I’m working on a review of the anti-PBL / pro-PBL fracas of 2006 and I just had the wind knocked out of me by this line from Sweller & Cooper in 1985:

It was assumed that motivation, while reading a worked example, would be increased by the knowledge that a similar problem would need to be solved immediately afterwards. (p. 69)

This is their seminal study that establishes (finally!) the best practice for math instruction: I work out an example, then you work out an example from the same family as the first.

The straw man on which they premise their study (which, in turn, has been the premise of two decades of direct instruction advocacy) has to be seen to be believed. Even if I suspend disbelief for a moment, though, here’s the question I can’t find anywhere in the literature on worked examples:

What if you manage to create a perfect system of worked examples, a perfect lecture, a perfectly-wound informational system, and no one cares? What if the perfect lecture provokes students to truancy? What if a year of perfect explanation produces students who don’t want anything to do with math later in life, whether or not they’re proficient in the near term? (Boaler, 1998).

But the cost-benefit analysis of the perfect lecture is left to the teacher. Sweller, Cooper, and their modern-day acolytes totally punt the issue. “We know what works for an eight-question experiment,” they say. “You figure out how to make it work every day for a year.”

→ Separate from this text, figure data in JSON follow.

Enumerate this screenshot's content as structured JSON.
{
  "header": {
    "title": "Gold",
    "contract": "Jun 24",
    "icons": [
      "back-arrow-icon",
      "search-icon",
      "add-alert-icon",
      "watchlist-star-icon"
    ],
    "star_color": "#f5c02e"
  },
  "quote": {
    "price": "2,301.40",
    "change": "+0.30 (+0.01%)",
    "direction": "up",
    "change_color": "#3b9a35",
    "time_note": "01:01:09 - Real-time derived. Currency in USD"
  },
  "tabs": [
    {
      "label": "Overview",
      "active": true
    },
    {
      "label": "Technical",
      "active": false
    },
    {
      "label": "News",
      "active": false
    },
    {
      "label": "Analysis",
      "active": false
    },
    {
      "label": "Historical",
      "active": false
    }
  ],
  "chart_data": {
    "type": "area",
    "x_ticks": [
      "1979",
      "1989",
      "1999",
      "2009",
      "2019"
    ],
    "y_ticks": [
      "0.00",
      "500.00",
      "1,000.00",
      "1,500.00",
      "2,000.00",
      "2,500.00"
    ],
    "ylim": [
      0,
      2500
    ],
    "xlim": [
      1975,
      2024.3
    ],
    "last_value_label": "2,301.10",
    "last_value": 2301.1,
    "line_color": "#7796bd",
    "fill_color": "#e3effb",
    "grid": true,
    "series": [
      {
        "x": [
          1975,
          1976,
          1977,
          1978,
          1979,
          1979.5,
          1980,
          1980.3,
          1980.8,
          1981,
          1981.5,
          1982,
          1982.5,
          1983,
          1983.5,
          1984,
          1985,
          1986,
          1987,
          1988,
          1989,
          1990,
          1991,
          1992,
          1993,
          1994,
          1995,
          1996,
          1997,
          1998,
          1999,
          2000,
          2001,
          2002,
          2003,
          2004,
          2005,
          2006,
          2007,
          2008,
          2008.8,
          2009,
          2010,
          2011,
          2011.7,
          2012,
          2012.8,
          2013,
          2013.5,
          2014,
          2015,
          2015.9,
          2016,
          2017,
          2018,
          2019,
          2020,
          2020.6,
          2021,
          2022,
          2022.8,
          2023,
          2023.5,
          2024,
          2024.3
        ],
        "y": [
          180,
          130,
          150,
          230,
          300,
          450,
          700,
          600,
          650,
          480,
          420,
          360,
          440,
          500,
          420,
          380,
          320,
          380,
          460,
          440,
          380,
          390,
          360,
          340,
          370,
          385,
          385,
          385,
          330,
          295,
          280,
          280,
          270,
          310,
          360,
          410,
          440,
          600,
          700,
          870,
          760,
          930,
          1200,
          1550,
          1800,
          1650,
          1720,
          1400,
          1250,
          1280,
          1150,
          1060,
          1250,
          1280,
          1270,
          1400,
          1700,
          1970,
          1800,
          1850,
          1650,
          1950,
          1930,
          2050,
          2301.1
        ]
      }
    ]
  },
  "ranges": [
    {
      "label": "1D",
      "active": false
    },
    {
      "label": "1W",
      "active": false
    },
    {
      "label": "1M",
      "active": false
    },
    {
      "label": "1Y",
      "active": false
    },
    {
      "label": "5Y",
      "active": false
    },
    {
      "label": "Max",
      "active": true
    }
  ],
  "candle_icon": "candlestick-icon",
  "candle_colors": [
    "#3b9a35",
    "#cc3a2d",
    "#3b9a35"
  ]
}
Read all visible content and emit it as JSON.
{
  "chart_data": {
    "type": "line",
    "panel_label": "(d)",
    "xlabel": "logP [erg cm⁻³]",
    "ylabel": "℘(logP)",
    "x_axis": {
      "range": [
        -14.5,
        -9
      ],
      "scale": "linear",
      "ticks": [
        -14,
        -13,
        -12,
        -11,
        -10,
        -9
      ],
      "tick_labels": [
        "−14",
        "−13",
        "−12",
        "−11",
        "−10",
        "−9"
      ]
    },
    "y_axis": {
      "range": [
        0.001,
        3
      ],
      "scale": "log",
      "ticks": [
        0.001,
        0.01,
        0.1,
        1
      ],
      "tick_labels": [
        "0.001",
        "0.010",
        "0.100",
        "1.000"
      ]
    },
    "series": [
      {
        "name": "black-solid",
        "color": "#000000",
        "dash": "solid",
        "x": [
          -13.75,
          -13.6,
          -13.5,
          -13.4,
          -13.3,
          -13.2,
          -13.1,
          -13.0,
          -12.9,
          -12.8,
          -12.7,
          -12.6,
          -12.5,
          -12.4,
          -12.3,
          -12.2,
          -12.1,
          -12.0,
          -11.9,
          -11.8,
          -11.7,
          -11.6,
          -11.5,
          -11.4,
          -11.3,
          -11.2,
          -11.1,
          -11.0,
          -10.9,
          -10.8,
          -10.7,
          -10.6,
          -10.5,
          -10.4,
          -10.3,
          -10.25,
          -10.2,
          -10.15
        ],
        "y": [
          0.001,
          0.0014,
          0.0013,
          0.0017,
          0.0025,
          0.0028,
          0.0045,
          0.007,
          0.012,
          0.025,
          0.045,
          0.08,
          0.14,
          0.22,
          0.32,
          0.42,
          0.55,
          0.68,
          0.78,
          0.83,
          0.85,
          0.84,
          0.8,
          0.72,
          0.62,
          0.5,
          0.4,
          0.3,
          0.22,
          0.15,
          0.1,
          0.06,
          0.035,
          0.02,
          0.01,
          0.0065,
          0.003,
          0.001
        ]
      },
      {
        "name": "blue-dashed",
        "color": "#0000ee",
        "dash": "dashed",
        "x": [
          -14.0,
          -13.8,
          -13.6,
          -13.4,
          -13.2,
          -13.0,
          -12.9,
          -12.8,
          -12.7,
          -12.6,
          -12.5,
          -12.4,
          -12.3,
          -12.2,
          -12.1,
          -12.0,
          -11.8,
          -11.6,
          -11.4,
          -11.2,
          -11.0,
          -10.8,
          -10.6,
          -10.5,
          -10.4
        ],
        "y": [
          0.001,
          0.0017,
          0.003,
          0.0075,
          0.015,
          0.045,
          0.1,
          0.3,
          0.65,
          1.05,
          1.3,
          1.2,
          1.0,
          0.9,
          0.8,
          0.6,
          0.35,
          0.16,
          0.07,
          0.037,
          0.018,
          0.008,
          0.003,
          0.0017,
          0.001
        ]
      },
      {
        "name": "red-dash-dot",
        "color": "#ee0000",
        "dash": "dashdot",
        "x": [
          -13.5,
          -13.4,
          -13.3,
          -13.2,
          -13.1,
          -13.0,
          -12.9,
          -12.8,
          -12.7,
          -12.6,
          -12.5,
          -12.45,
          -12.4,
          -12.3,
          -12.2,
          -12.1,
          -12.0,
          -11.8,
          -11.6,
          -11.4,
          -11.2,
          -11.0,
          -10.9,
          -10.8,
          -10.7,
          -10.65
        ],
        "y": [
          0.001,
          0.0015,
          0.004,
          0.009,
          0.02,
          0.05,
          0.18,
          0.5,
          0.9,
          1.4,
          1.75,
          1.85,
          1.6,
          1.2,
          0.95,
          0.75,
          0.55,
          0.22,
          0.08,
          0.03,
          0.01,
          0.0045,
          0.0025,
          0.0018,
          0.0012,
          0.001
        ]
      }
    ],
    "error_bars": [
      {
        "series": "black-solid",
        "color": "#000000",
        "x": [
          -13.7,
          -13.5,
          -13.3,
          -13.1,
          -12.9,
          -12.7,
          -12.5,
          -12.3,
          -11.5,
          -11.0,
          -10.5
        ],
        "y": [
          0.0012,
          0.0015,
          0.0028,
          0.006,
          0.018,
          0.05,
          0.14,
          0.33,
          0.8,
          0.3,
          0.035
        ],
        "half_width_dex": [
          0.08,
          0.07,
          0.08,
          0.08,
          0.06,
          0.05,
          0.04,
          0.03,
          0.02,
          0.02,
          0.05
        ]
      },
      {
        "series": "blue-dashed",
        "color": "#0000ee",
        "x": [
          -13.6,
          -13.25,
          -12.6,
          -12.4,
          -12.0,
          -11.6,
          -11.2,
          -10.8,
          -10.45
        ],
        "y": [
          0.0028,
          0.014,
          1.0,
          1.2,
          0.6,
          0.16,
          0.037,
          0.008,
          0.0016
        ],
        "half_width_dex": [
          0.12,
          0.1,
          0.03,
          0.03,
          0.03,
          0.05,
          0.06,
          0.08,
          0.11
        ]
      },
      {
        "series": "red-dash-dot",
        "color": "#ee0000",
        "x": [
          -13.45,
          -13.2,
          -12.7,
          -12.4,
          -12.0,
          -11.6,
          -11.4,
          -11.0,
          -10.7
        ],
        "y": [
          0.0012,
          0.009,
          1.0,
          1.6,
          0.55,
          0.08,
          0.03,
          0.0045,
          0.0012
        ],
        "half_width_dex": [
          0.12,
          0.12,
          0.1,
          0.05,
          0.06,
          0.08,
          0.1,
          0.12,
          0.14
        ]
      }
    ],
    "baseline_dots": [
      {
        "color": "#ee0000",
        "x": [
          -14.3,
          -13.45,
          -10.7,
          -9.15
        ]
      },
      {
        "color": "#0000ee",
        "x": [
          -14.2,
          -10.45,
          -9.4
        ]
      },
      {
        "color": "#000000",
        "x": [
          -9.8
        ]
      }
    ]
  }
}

Sweller and Cooper don’t fully discount the issue of motivation but their answer – “You’ll be motivated to watch me work out this example because you’ll be doing one in a moment.” – is simply stunning. This is why teachers find it so easy to dismiss researchers.

2011 Mar 14: Sweller and Cooper’s straw man. In this study, the experimental group is taking a test on a problem while looking at an example of the same kind of problem worked out at the top of the page. The control group just takes the test. Unsurprisingly, the experimental group performs better. Surprisingly, Sweller and Cooper take this as evidence against any amount of guidance less direct than their worked examples.